PRECIOUS METALS — OGS discovery sheds light on Stull Lake area

The daily press and the public, who usually yawn through both mining reports and government news releases, pricked up their ears at an announcement that kimberlite indicator minerals had been discovered in glacial drift in the Stull Lake area, which straddles the boundary between Manitoba and Ontario.

The announcement, from the Ontario Ministry of Northern Development and Mines, was based on the results of a long-term mapping program in the small greenstone belts of far northwestern Ontario. The work, supervised by Ontario Geological Survey geologist Denver Stone, is the first major regional mapping program in the area since it was mapped by John Satterly and V.B. Meen in the late 1930s. The sudden publicity has served to shine some light on an under-explored area that previously was a modest gold producer.

Wolfden Resources (WOLF-C) holds a 96-sq.-km land package on the Ontario side of the border. The company’s interest is in potential gold mineralization (the shores of Stull Lake are dotted with surface gold showings), but it has announced that it will be following up on kimberlite targets as well.

Just across the Manitoba border, Wolfden also holds the Monument Bay property, where Noranda (NOR-T) drilled off a resource between 1989 and 1991. Battle Mountain Gold (BMC-T), which inherited the property after merging with Hemlo Gold Mines, retains a back-in option, which it can exchange for a 2% net smelter return.

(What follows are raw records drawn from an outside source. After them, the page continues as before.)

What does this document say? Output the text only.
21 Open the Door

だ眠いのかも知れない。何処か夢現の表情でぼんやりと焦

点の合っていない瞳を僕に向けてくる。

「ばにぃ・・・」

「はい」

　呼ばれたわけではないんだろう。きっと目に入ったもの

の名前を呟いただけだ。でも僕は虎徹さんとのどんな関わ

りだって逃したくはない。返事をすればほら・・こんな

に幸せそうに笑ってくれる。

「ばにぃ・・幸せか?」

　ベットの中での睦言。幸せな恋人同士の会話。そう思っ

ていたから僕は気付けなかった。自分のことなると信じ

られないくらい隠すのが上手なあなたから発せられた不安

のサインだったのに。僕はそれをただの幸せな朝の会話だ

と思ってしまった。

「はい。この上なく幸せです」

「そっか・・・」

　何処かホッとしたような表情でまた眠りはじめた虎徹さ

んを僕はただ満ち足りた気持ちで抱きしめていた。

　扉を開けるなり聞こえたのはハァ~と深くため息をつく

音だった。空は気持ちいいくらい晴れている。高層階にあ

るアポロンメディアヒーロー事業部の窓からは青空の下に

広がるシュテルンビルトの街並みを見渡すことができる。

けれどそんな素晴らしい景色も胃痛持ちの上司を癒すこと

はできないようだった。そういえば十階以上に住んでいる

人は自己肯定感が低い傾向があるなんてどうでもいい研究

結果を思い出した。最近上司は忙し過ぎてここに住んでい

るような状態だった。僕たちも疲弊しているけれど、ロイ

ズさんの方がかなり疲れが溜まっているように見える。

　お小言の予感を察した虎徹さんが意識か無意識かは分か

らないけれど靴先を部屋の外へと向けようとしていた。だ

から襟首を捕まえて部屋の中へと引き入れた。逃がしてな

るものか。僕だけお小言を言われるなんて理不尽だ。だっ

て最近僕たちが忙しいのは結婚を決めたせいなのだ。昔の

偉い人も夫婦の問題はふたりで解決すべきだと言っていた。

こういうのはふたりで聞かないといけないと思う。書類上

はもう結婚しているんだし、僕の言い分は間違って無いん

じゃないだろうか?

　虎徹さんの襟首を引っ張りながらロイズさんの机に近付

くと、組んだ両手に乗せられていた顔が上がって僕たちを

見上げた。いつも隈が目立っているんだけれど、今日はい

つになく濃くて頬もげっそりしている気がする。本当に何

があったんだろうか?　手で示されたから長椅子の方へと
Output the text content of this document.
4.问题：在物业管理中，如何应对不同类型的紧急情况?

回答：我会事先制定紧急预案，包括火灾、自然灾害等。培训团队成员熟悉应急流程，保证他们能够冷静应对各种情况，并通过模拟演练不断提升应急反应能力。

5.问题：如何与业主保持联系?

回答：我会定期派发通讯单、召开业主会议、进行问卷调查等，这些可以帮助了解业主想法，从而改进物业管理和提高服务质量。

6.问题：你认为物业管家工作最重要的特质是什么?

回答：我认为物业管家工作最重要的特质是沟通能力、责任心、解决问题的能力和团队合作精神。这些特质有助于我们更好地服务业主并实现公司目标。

Noranda defined resources on three mineralized zones. The A zone has a resource of 2.4 million tonnes grading 2.7 grams gold per tonne; the B Zone, 472,000 tonnes grading 15.8 grams; and the C zone, 590,000 tonnes at 9.9 grams. A fourth structure, the D zone, was drilled, but no resource has been calculated.

Wolfden also optioned, from Boliden (BOL-T), the Little Stull Lake property, 10 km north of Monument Bay. Little Stull has a resource of 448,700 tonnes grading 10.5 grams per tonne. Boliden had earned a 53% interest in the property in an option deal with Absolut Resources (ALR-A). The option deal, which Wolfden assumes from Boliden, permits the optionee to earn a total interest of 70%. Boliden retains a 1% net smelter return royalty.

St. Lucie Exploration (LUCE-C) has picked up the old Sachigo River gold mine, 60 km east of Stull Lake. The Sachigo River mine produced just over 52,000 oz. gold between 1938 and 1942, and reputedly had the highest grade of any gold deposit mined in Canada, at 38.7 grams per tonne (1.13 oz. per ton).

The property, consisting of a 16-claim lease and 54 staked claims, was bought from a individual vendor, Warren Hunt, to whom the claims had reverted after an earlier holder, Krigold Resources, lost its charter. Hunt retains a 2% net smelter return, which St. Lucie can buy out for $250,000.

Since the end of production, in 1942, there has been only limited work in the area. Inco‘s (N-T) exploration subsidiary, Canadian Nickel Company, and Hudson Bay Mining & Smelting both worked in the area in the 1950s and 1960s; in the late 1980s Krigold and Inco Gold staked additional claims and drilled some holes on the property.

St. Lucie plans to test several electromagnetic anomalies, all of which are on easterly striking structures parallel to the productive ore zone. Geochemical surveys from the Krigold-Inco days also indicate possible targets.

AntOro Resources (ORE-M), meanwhile, has secured the Lingman Lake gold property, 70 km southwest of Stull Lake. Lingman, which has been drilled several times since the 1930s, boasts a resource of 1.6 million tonnes grading 8.3 grams gold per tonne in all categories.

AntOro recently closed a $300,000 financing of 1.6 million flow-through shares, 400,000 common shares and 2 million warrants. However, the funds will not go toward work at Lingman; rather, they will be applied to AntOro’s Clairy property in the Lac Frotet belt of northwestern Quebec.